Effects of sputtering conditions on the photovoltaic properties of Al-doped zinc oxide films for Cu(In,Ga)Se2 thin-film solar cells

Abstract

This study aimed to elucidate the effects of sputtering conditions on the optical and electrical properties of AZO films prepared via a RF-magnetron sputtering. A rise in the substrate temperatures promoted the grain growth and reduced the grain boundaries of AZO films, thereby resulting in reduced resistivity. As the substrate temperature was raised to 150 °C, the crystallinity of the prepared films was improved and AZO films having high conductivity were obtained. With further supply of oxygen as the sputtering gas during deposition, the average transmittance of AZO films in NIR region was gradually increased from 86.2 to 91.4% due to reduced free carrier absorption. The improvement in the optical transmittance leads to an increase in the short-circuit current of the fabricated Cu(In,Ga)Se2 solar cells.
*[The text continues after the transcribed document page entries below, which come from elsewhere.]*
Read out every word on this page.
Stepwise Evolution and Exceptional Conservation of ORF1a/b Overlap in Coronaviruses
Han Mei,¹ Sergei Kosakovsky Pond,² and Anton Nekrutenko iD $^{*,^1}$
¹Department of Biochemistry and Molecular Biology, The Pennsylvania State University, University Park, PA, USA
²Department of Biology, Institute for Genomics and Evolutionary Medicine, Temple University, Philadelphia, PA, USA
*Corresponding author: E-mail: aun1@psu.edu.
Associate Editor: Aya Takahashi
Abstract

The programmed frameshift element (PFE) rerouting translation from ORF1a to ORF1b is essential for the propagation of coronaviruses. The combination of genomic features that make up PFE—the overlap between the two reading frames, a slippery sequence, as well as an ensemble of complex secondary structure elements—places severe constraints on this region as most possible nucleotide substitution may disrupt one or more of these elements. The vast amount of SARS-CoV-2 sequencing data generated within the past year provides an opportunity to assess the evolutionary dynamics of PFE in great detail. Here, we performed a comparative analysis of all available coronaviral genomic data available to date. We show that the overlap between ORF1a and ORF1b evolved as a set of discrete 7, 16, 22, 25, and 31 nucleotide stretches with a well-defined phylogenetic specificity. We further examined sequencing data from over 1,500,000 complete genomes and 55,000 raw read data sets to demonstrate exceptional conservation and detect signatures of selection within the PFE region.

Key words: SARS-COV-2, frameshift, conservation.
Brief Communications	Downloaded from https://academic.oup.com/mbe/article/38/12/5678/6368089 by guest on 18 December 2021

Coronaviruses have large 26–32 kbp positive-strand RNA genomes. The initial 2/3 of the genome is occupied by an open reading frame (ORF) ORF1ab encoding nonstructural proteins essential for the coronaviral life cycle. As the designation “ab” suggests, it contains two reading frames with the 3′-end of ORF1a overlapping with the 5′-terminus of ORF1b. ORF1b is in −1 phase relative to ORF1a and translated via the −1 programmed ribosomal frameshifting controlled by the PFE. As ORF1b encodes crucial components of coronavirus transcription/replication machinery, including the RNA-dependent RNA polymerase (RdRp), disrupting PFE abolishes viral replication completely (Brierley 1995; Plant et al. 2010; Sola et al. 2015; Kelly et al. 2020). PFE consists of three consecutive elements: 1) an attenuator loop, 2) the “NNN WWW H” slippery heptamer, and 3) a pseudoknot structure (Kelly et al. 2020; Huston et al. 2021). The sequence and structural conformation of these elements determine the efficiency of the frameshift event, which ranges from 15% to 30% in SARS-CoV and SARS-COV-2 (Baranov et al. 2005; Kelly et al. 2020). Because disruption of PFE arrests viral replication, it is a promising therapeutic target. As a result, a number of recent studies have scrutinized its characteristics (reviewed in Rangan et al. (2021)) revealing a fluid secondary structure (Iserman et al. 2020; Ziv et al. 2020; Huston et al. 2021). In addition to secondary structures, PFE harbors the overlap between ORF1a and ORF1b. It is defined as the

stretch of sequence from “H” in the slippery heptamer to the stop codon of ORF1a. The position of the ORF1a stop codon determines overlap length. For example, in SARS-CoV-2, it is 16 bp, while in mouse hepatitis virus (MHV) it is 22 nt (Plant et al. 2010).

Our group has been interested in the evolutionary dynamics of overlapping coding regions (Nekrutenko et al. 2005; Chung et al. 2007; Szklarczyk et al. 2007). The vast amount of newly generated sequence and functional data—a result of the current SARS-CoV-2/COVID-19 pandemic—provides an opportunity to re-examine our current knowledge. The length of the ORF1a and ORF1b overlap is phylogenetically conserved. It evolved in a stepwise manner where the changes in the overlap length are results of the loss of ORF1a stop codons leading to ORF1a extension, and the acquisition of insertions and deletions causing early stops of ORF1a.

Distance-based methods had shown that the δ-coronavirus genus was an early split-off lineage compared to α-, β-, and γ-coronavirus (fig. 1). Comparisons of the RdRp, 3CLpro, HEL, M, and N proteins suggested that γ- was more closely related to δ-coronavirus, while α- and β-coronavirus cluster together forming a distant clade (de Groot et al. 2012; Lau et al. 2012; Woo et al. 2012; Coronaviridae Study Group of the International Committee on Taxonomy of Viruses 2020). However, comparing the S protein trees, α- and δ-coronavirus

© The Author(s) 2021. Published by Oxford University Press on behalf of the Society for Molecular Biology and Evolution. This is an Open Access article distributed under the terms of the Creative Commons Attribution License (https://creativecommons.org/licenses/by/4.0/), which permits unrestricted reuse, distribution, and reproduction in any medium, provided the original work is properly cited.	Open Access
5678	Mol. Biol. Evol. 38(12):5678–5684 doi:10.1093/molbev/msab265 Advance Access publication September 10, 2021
Hence, the conversion efficiency of solar cells fabricated by using the obtained AZO films was enhanced from 11.2 to 11.7% when the oxygen concentration was increased from 0 to 0.5%. As the oxygen concentration was further increased to 10 vol%, the obtained AZO films exhibited elevated resistivity and low carrier mobility which deteriorated the photovoltaic properties of the solar devices. This investigation revealed that the photovoltaic performance of Cu(In,Ga)Se2 solar cells was improved via adjusting the oxygen concentration in the sputtering gas.